Can AST -> Markdown -> AST round-trip always reproduce the original?

I’m considering the use of Markdown as a serialization format for my note-taking app. It’s doable to convert the abstract syntax tree (AST) of the editor (Slate) to Markdown. It’s straightforward to take the AST produced by the Commonmark parser and convert it to a Slate AST.

The question is - For all ASTs, is there an algorithm that will transform them to Markdown, which, when run through the Commonmark reference implementation, will produce an AST identical to the original AST?

Doug Reeder via CommonMark Discussion
noreply@talk.commonmark.org writes:

The question is - For all ASTs, is there an algorithm that will transform them to Markdown, which, when run through the Commonmark reference implementation, will produce an AST identical to the original AST?

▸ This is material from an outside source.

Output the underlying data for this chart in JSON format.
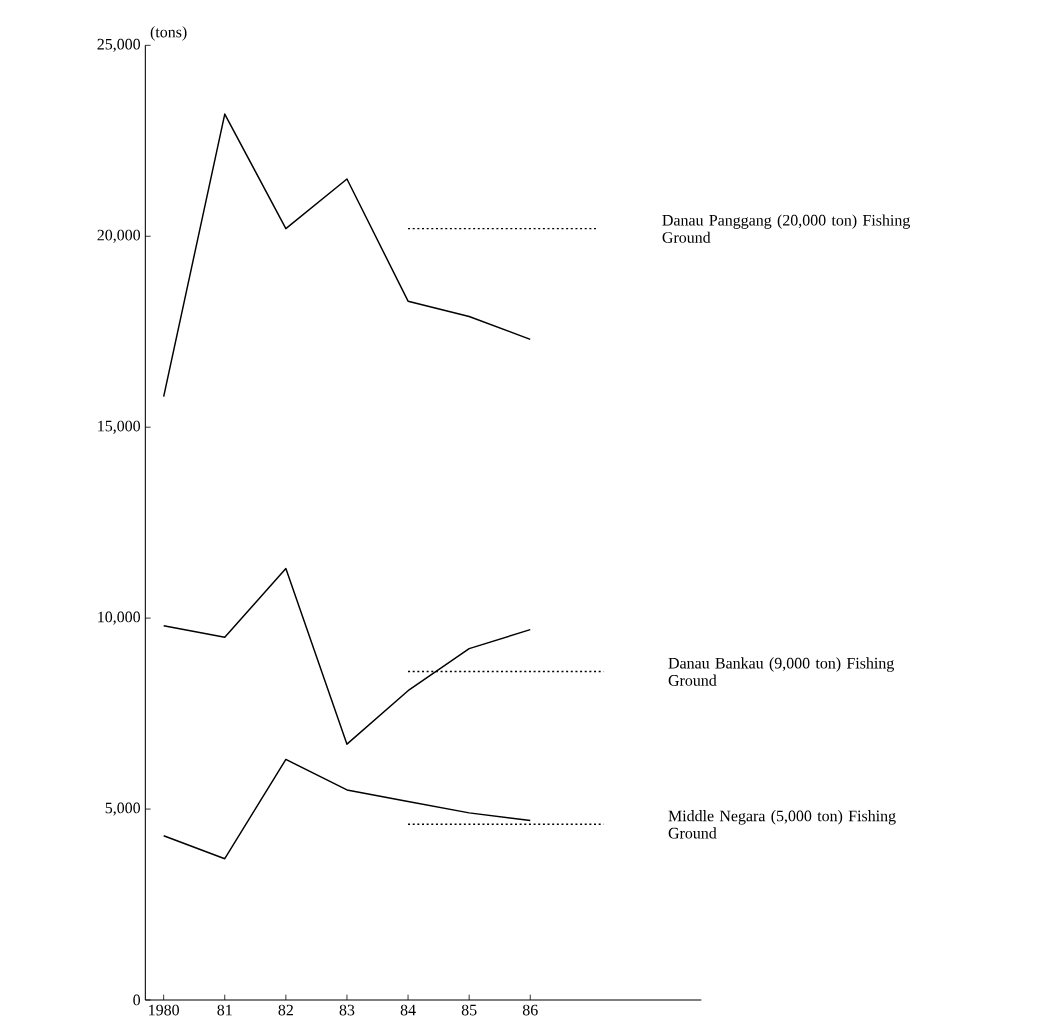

For all ASTS…certainly not. (If the AST doesn’t make enough
distinctions, then it certainly won’t be possible.)

For some ASTs? Yes, if the AST can represent all the
distinctions that matter for commonmark, then it should in
principle be possible to do a round trip. However, in practice
it’s not easy, because of the context-sensitivity of markdown
syntax. cmark’s commonmark renderer probably comes pretty close,
but I haven’t done extensive tests of round-trippability, and
there are a number of issues that I know about:

Thanks, yes, I left out the clause “For all ASTs that could be generated from Markdown…”.

My own tests suggest that you can usually round trip it, but it would be difficult to have confidence that all the “reasonable” cases are covered.

I’ll probably go back to serializing as a enforced subset of HTML. Is there a better serialization format for these ASTs?

I’ll probably go back to serializing as a enforced subset of HTML. Is there a better serialization format for these ASTs?

cmark will generate an XML representation of the AST.